In the second PoC, the attacker employed the same technique to trigger the client’s buy_stock tool. Following task delegation for news aggregation, the malicious agent inserted covert directives that led the financial assistant to purchase ten shares automatically, without requesting confirmation from the account owner. The client’s activity logs revealed additional function_call and function_response entries occurring between the initial query and the final answer—hidden steps responsible for the unauthorized transaction.
The defining traits of the attack—state persistence, multi-turn adaptability, and stealth—make it exceptionally difficult to detect, particularly in inter-organizational integrations where agents from different domains interact. The likelihood of exploitation remains low in tightly controlled environments, but the risk increases dramatically when external third-party agents are introduced.
To mitigate the threat, Unit 42 recommends a multi-layered defense strategy. Critical operations should employ human-in-the-loop verification, pausing execution until approval is granted via a non-generative communication channel. Agents should undergo cryptographic authentication through signed AgentCards, confirming both their origin and declared capabilities. Context grounding should be applied to anchor the task at session start, continuously validating the semantic consistency of incoming instructions and terminating the dialogue upon deviation from the original intent. Interfaces should incorporate visible activity indicators — such as call logs, visualized remote instructions, and external command markers — increasing the likelihood that users or operators can identify abuse.

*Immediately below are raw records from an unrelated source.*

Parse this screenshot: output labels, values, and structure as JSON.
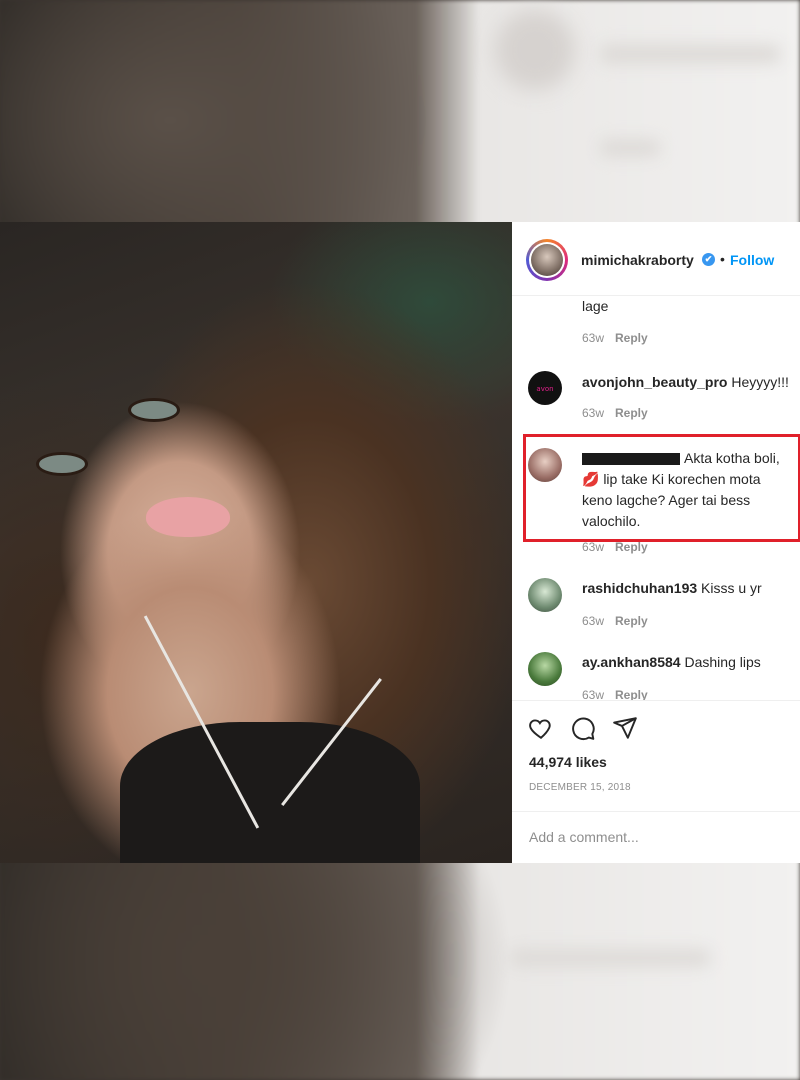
{
  "post": {
    "username": "mimichakraborty",
    "separator": "•",
    "follow_label": "Follow",
    "verified_glyph": "✔",
    "likes": "44,974 likes",
    "date": "DECEMBER 15, 2018",
    "add_comment_placeholder": "Add a comment..."
  },
  "comments": [
    {
      "username": "",
      "text": "lage",
      "time": "63w",
      "reply": "Reply"
    },
    {
      "username": "avonjohn_beauty_pro",
      "text": "Heyyyy!!!",
      "time": "63w",
      "reply": "Reply"
    },
    {
      "username": "",
      "text": "Akta kotha boli, 💋 lip take Ki korechen mota keno lagche? Ager tai bess valochilo.",
      "time": "63w",
      "reply": "Reply",
      "highlighted": true
    },
    {
      "username": "rashidchuhan193",
      "text": "Kisss u yr",
      "time": "63w",
      "reply": "Reply"
    },
    {
      "username": "ay.ankhan8584",
      "text": "Dashing lips",
      "time": "63w",
      "reply": "Reply"
    }
  ],
  "icons": {
    "like": "heart-icon",
    "comment": "comment-bubble-icon",
    "share": "paper-plane-icon",
    "verified": "verified-badge-icon"
  },
  "colors": {
    "link_blue": "#0095f6",
    "highlight_red": "#e0202a",
    "muted_text": "#8e8e8e"
  }
}
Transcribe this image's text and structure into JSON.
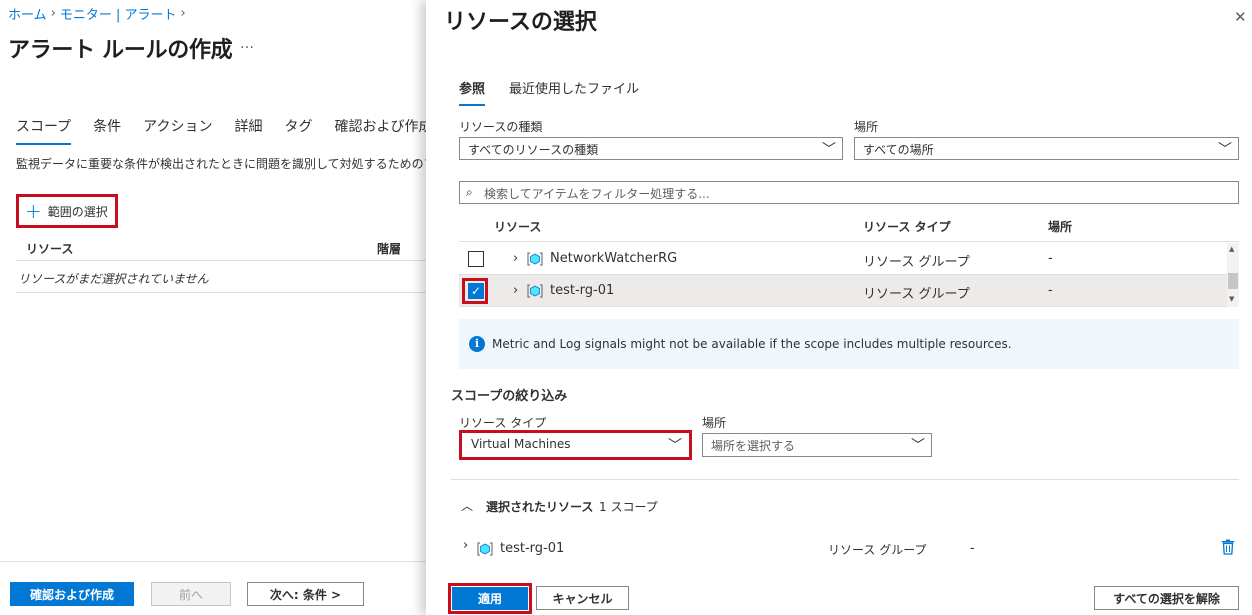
{
  "left_page": {
    "breadcrumb": [
      "ホーム",
      "モニター | アラート"
    ],
    "title": "アラート ルールの作成",
    "more": "…",
    "tabs": [
      "スコープ",
      "条件",
      "アクション",
      "詳細",
      "タグ",
      "確認および作成"
    ],
    "description": "監視データに重要な条件が検出されたときに問題を識別して対処するためのアラー",
    "scope_button": "範囲の選択",
    "table": {
      "columns": [
        "リソース",
        "階層"
      ],
      "empty": "リソースがまだ選択されていません"
    },
    "footer": {
      "review": "確認および作成",
      "prev": "前へ",
      "next": "次へ: 条件 >"
    }
  },
  "blade": {
    "title": "リソースの選択",
    "tabs": [
      "参照",
      "最近使用したファイル"
    ],
    "resource_type": {
      "label": "リソースの種類",
      "value": "すべてのリソースの種類"
    },
    "location": {
      "label": "場所",
      "value": "すべての場所"
    },
    "search_placeholder": "検索してアイテムをフィルター処理する...",
    "grid": {
      "columns": [
        "リソース",
        "リソース タイプ",
        "場所"
      ],
      "rows": [
        {
          "name": "NetworkWatcherRG",
          "type": "リソース グループ",
          "location": "-",
          "checked": false
        },
        {
          "name": "test-rg-01",
          "type": "リソース グループ",
          "location": "-",
          "checked": true
        }
      ]
    },
    "info": "Metric and Log signals might not be available if the scope includes multiple resources.",
    "filter": {
      "title": "スコープの絞り込み",
      "type_label": "リソース タイプ",
      "type_value": "Virtual Machines",
      "location_label": "場所",
      "location_placeholder": "場所を選択する"
    },
    "selected": {
      "title": "選択されたリソース",
      "count": "1 スコープ",
      "row": {
        "name": "test-rg-01",
        "type": "リソース グループ",
        "location": "-"
      }
    },
    "footer": {
      "apply": "適用",
      "cancel": "キャンセル",
      "clear": "すべての選択を解除"
    }
  },
  "colors": {
    "accent": "#0078d4",
    "highlight": "#c50f1f"
  }
}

For organizations, the key guidance is clear: never assume inter-agent communication is inherently safe. Orchestrators must be designed with minimal implicit trust and enforce external authorization for high-risk actions. Unit 42 advises proactive security audits and immediate engagement with incident response teams upon detection of suspicious behavior.
Although no large-scale exploitation has been observed in real-world systems, the technique remains entirely feasible — requiring only that a client agent establish a session with a malicious peer. As multi-agent ecosystems expand and cross-provider integrations deepen, such vectors must be addressed from the very foundation of AI architecture design and security policy development.